The line of his mouth went tight. He raised his chin to an arrogant tilt. “Because they die,” he said disdainfully.
They were coming up now on the rain-swelled stream. Banked with violets and lady slippers, it coursed like a dream through the heart of the wood. The sound of it rushing to meet the sea was charged, like something about to burst. Already the zebra shied, slowing its pace to thump one hoof in protest. “Come on,” said Michael, stroking its muzzle. He stepped into the water himself, to show it was only knee-deep. Fixing a stare between its eyes, he beckoned the animal forward.

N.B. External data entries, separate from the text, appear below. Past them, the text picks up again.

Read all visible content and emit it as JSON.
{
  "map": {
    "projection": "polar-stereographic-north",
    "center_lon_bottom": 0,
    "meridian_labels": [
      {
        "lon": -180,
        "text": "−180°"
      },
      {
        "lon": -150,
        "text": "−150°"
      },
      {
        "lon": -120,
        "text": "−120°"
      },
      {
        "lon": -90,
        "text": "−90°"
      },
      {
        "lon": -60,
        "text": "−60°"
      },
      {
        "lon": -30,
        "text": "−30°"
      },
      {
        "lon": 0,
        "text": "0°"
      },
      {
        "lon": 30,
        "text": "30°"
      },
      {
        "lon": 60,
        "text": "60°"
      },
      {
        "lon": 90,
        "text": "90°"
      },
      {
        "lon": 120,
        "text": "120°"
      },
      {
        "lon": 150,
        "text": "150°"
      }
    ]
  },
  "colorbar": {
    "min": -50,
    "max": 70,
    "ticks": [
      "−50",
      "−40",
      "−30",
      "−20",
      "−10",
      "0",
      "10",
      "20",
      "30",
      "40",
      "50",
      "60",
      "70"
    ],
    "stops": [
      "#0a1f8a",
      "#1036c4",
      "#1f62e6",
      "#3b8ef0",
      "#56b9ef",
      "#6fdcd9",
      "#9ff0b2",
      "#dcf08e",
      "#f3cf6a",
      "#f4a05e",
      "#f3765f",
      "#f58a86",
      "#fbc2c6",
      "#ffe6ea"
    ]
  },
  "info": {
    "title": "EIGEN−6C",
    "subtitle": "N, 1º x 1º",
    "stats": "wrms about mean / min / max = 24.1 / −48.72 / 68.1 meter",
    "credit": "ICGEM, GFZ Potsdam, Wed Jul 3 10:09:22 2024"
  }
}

Iris’s breath began to come rapidly. As the zebra put out a shaky foot to the mossy rock, she rose up on its back. Michael bent to pull up a tuft of greens from the bank to give the beast a prize. With a splash the zebra lurched ahead another step till it stood half in the rolling stream. Iris drew up one leg so that she was kneeling. Michael scarcely noticed her. He was still half-crouched and murmuring promises, beckoning to the beast. As the zebra lowered its head to drink, Iris leaped. She landed square on Michael’s shoulders, driving him right to the bottom.
The zebra thundered across to the opposite bank. Michael was pinned in the weeds. She knelt on his belly and gripped her hands around his throat. Her head just barely broke the water, as she gasped and choked on the current. Michael, as if to mock her, lay in an awful calm. He made no move to throw her off. He even seemed to clench the waving grasses so as not to have to touch her. His eyes were open wide, but they weren’t remotely startled. Sad, perhaps. Disappointed. His breath escaped from his puffed-out cheeks in spurts of bubbles. He was going very white. And then—
She threw back her head in the water and screamed. “No!” she cried. “No—please!” As if someone were strangling her.
She dragged him up from the bottom and clutched him in her arms. He was horribly limp and deadweight. When his face broke the surface, his tongue lolled out like a panting dog. Water gouted from his nose and mouth. She lurched for the shore and ripped her knees on the rocks. Still she kept moaning, “No,” as if she were pleading with him not to die. The current was pulling them further and further downstream, till she didn’t think she had it in her to reach dry land again. Then she caught at a tree root trailing out from the bank. She nearly yanked her shoulder from the socket, but she held.